Além dos quatro, Fábio Camargo Remesso e o auditor fiscal Amilcar José Cançado Lemos são citados. Apesar da suspeita de envolvimento, nenhum dos dois foi detido. Remesso foi exonerado no início deste mês. Ele era assessor da Coordenação de Articulação Política e Social, da Secretaria Municipal de Relações Governamentais. Já Lemos foi afastado.
Além do processo criminal, todos investigados serão alvos de processo administrativo disciplinar. Uma comissão processante avalia se devem ser demitidos.

A Justiça determinou o bloqueio dos bens dos quatro suspeitos detidos inicialmente. Já foram localizados uma pousada de luxo em Visconde de Mauá, apartamento de alto padrão em Juiz de Fora (MG), barcos, automóveis de luxo. Há ainda indícios de contas ilegais em Nova York e Miami, além de imóveis em Londres.
Aumento da arrecadação
A Prefeitura de São Paulo estima arrecadar em 2013 42,85% mais recursos do Imposto Sobre Serviços (ISS) necessário para a obtenção do Habite-se e a liberação de construções. Serão no total R$ 100 milhões arrecadados com o ISS no ao em que a prefeitura e o Ministério Público de São Paulo iniciaram uma operação contra funcionários suspeitos de fraudar a cobrança do imposto que deveria ter sido pago por construtoras.
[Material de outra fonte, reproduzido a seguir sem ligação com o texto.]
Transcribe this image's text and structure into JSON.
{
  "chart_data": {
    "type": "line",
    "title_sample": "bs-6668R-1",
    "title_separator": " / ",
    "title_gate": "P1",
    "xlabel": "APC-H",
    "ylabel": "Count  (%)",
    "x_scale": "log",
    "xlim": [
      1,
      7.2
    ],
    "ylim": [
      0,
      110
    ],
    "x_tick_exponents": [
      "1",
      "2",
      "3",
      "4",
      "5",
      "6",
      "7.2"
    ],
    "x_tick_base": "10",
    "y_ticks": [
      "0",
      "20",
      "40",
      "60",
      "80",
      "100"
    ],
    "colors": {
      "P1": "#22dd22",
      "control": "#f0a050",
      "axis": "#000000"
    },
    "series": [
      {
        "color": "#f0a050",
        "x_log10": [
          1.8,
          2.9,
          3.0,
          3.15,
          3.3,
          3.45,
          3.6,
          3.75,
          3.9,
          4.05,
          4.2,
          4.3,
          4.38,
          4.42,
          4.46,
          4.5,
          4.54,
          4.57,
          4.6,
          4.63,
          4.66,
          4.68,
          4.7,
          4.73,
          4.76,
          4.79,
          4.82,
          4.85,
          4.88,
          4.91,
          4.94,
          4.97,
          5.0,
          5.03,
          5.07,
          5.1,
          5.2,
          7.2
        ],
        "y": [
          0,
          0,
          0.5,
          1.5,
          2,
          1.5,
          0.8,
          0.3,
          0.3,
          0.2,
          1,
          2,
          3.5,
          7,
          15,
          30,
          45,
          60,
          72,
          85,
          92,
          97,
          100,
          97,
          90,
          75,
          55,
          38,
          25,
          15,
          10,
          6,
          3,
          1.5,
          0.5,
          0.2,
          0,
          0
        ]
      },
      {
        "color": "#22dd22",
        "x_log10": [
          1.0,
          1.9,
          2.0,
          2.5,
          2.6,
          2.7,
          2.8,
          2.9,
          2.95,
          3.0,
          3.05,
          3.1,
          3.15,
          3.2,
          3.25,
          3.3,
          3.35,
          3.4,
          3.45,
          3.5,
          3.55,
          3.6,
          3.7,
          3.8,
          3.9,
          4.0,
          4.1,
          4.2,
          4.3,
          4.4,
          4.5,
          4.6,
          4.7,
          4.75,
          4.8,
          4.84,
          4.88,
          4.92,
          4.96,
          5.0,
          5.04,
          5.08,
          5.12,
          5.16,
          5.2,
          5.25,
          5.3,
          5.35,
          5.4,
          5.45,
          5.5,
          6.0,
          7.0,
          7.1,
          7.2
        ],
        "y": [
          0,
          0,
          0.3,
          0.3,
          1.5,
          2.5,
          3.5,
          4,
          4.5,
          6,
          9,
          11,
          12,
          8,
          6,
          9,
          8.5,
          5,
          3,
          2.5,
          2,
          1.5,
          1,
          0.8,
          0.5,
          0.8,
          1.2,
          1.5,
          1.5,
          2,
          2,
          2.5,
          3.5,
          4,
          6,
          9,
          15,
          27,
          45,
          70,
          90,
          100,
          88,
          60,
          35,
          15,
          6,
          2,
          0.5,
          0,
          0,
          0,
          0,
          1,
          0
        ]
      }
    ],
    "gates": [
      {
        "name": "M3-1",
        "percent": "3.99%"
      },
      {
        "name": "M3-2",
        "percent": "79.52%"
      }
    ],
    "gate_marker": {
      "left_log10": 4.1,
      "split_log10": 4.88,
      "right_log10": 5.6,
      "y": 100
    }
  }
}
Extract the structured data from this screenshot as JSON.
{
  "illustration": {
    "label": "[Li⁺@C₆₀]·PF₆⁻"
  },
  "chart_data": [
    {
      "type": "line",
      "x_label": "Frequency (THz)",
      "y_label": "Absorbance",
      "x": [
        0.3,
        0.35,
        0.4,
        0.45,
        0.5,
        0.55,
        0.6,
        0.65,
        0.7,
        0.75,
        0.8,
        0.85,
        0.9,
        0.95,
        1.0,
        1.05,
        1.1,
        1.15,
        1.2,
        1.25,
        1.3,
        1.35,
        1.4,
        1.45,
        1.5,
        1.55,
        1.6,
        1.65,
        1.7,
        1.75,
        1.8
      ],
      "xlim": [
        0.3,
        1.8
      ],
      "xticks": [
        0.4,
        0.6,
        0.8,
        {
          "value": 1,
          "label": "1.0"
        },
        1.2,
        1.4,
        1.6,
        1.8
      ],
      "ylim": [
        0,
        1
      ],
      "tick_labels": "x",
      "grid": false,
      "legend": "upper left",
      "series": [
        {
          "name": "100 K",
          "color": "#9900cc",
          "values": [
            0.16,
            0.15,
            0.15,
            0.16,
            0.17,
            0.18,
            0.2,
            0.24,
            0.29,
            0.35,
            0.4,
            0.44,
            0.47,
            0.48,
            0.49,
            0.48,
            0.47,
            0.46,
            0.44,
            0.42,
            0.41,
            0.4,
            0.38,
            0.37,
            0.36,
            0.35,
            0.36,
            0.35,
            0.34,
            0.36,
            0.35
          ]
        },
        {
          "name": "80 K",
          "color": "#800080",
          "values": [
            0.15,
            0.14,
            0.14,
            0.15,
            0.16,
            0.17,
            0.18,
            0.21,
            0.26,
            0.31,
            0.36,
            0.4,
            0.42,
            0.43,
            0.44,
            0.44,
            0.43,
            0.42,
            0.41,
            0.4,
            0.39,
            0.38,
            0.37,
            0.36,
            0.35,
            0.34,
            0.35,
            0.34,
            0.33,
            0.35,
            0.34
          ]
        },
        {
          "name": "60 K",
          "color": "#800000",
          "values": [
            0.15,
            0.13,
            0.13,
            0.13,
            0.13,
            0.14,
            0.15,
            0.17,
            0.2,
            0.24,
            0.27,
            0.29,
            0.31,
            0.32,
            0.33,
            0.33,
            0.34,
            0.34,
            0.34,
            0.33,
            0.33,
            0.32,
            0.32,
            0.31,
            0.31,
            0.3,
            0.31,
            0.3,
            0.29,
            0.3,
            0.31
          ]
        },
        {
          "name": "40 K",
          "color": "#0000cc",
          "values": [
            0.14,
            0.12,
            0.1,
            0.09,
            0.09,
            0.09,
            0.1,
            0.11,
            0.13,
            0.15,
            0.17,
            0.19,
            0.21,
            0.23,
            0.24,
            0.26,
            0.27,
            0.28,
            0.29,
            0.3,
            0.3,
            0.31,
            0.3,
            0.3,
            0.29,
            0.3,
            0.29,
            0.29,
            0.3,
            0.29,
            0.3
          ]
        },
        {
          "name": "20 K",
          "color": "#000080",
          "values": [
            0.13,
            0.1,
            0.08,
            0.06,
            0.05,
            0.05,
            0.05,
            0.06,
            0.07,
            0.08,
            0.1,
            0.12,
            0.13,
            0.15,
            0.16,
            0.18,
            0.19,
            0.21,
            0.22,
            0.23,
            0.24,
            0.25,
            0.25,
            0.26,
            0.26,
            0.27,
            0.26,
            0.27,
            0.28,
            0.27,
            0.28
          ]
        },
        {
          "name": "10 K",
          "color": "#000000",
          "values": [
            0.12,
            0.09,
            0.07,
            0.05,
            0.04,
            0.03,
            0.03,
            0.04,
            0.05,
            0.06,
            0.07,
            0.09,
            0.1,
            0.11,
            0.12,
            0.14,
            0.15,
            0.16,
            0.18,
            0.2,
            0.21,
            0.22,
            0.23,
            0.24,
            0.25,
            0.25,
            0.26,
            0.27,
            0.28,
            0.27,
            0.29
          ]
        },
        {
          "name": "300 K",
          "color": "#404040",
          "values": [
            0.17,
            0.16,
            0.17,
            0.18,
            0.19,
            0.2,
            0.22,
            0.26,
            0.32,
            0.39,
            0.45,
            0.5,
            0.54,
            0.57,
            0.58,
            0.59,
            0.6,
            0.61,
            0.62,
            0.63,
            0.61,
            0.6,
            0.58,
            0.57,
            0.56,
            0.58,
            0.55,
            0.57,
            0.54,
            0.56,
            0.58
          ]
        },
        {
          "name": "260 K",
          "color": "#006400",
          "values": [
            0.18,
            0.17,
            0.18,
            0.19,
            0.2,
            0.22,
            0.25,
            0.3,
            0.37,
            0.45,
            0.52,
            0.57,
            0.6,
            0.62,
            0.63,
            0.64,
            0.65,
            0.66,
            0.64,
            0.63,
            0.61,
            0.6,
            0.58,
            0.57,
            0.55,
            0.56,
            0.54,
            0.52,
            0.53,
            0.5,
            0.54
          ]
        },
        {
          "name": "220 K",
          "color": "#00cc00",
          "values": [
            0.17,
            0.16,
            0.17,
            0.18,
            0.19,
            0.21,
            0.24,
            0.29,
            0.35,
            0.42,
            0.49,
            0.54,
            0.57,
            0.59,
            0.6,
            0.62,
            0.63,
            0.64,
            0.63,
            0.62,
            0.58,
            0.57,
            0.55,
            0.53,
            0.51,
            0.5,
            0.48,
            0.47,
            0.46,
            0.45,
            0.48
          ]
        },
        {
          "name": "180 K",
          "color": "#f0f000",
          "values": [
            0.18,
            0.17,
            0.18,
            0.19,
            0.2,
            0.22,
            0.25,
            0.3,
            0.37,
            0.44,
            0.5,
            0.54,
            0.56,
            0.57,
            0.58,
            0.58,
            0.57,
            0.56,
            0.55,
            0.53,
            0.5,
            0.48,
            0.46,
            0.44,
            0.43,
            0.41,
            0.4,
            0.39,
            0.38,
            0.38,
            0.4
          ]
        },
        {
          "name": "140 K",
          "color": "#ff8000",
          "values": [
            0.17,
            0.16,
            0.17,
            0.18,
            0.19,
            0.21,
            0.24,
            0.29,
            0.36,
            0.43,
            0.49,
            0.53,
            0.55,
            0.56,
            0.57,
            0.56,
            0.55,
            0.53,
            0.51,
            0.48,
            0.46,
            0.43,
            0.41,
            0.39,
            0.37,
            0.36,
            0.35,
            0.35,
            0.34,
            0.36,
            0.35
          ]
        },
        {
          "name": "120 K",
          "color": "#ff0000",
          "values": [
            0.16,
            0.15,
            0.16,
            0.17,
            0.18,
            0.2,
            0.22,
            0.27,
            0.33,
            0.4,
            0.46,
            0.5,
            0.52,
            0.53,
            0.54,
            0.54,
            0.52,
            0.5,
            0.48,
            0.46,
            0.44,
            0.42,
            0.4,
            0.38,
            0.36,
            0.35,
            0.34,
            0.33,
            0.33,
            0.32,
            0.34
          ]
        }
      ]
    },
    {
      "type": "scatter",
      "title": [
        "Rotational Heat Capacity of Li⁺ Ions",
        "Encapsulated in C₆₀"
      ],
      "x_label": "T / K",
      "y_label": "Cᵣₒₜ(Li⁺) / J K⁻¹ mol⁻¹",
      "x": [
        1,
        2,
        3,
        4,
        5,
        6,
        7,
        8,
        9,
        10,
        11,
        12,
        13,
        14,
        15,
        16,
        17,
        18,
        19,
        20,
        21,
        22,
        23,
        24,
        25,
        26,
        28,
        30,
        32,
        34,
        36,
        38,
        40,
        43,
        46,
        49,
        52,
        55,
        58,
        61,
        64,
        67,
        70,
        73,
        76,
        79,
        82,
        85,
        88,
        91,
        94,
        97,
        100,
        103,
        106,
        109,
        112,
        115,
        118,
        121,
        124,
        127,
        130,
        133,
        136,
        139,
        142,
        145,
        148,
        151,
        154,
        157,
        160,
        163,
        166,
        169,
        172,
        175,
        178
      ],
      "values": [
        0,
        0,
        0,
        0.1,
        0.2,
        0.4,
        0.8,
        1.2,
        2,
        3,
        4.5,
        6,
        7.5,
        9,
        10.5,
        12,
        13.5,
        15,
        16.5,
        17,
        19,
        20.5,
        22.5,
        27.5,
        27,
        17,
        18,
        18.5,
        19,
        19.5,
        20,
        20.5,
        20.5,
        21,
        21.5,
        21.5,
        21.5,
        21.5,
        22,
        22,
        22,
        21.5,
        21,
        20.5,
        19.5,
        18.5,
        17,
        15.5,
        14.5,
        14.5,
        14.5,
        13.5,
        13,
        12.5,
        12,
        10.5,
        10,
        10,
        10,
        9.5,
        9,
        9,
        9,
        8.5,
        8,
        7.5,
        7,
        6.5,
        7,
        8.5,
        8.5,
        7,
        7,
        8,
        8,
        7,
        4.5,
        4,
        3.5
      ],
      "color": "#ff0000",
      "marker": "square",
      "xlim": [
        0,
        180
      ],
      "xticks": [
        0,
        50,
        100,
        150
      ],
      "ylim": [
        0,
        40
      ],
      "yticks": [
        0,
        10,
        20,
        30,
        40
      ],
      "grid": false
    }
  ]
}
A operação foi deflagrada em 30 de outubro, e os fiscais investigados foram afastados em seguida.

A Secretaria de Finanças atribui o crescimento a mudanças na arrecadação do imposto. Uma norma publicada em maio instituiu a obrigatoriedade de registro das deduções feitas, registro das notas fiscais, numeração, valores e auditor responsável. Foi criada também uma lista de serviços que poderiam ser aceitos para a dedução da base de cálculo do ISS de forma a reduzir a subjetividade da analise.

A norma fez cair o número de processos abertos, segundo a secretaria. Atualmente estão em andamento 1.058 processos para emissão de certificados de quitação do ISS, um número inferior em relação ao mesmo período do ano passado, quando havia 5.076 processos abertos. O tempo médio de tramitação destes processos também caiu, de 520 para 164 dias.

A Secretaria de Finanças está desenvolvendo um novo sistema para a emissão do certificado de quitação do ISS para o Habite-se. O sistema, que automatiza todo o processo de emissão do certificado, entrará no ar até o fim do ano.